I need to calculate a huge table value (157954 rows and 365 columns) by checking three conditions in a dataframe with 11 mil rows. Do you have any way to speed up the calculation, which is taking more than 10 hours now?

I have 367 stations in total.

for station in stations:
    no_pickup_array = []
    for time_point in data_matrix['Timestamp']:
        time_point_2 = time_point   timedelta(minutes=15)
        no_pickup = len(dataframe[(time_point <= dataframe["departure"]) & (dataframe["departure"] < time_point_2) 
                        & (dataframe['departure_name'] == station)])
        no_pickup_array.append(no_pickup)
    print(f"Station name: {station}")
    data_matrix[station] = no_pickup_array

I appreciate any of your help.

CodePudding user response:

The main problem is the right-hand-side of the no_pickup assignment expression which is algorithmically inefficient because it makes a linear search while a logarithmic search is possible.

The first thing to do is to do a groupby of dataframe so to build an index enabling to fetch the dataframe subset having a given name. Then, you can sort each dataframe subset by departure so to be able to perform a binary search enabling you to know the number of item fitting the condition.

The index can be built with something like:

index = {name: df for name, df.sort_values('departure')['departure'].to_numpy() in dataframe.groupby('departure_name')}

Finally, you can do the binary search with two np.searchsorted on index[station]: one to know the starting index and one to know the ending index. You can get the length with a simple subtraction of the two.

Note that you may need some tweak since I am not sure the above code will works on your dataset but it is hard to know without an example of code generating the inputs.

CodePudding user response:

You're indexing the dataframe list with a boolean (which will be zero or one, so you're only ever going to get the length of the first or second element) instead of a number. It's going to get evaluated like so:

len(dataframe[(time_point <= dataframe["departure"]) & (dataframe["departure"] < time_point_2) & (dataframe['departure_name'] == station)])
len(dataframe[True & False & True]) # let's just say the variables work out like this
len(dataframe[False])
len(dataframe[0])

This probably isn't the behavior you're after. (let me know what you're trying to do in a comment and I'll try to help out more.)

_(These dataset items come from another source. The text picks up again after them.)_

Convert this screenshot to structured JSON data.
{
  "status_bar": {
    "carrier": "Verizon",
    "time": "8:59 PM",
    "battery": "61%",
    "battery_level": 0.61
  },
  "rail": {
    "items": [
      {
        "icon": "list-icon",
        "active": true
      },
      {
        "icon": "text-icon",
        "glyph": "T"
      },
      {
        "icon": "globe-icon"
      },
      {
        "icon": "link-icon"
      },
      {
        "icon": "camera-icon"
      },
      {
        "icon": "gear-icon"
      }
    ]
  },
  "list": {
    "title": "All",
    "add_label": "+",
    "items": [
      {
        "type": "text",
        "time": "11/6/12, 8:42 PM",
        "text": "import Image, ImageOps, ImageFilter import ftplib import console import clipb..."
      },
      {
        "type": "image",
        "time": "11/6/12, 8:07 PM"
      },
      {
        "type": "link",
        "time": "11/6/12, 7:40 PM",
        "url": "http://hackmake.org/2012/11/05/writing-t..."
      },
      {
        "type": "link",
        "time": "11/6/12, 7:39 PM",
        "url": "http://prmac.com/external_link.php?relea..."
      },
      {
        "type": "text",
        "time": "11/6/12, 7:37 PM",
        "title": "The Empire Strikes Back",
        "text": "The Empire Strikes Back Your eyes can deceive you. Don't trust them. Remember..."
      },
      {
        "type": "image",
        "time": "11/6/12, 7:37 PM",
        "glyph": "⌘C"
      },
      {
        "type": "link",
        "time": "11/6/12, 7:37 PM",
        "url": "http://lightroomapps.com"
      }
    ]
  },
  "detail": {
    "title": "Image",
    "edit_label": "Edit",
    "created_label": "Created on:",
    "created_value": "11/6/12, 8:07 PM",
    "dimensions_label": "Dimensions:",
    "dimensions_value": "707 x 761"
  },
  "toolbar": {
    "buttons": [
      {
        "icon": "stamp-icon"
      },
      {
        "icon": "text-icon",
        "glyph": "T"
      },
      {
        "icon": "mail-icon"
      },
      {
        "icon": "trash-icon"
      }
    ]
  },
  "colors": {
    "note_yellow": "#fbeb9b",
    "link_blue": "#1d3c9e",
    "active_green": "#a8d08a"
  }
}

In terms of code speed specifically, & is bitwise "AND", in python the boolean operators are written out as and, or, and not. Using and here would speed up your code, since python only evaluates parts of boolean expressions where they're needed, e.g.

from time import sleep
def slow_function():
    sleep(3)
    return False

# This line doesn't take 3 seconds to run as you may expect.
# Python sees "False and" and is smart enough to realize that whatever comes after is irrelevant. 
# No matter what comes after "False and", it's never going to make the first half True.
# So, python doesn't bother evaluating it, and saves 3 seconds in the process.
False and slow_function()

# Some more examples that show python doesn't evaluate the right half unless it needs to
False and print("hi")
False and asdfasdfasdf
False and 42/0

# The same does not happen here. These are bitwise operators, expected to be applied to numbers.
# While it does produce the correct result for boolean inputs, it's going to be slower,
# since it can't rely on the same optimization.
False & slow_function()

# Of course, both of these still take 3 seconds, since the right half has to be evaluated either way.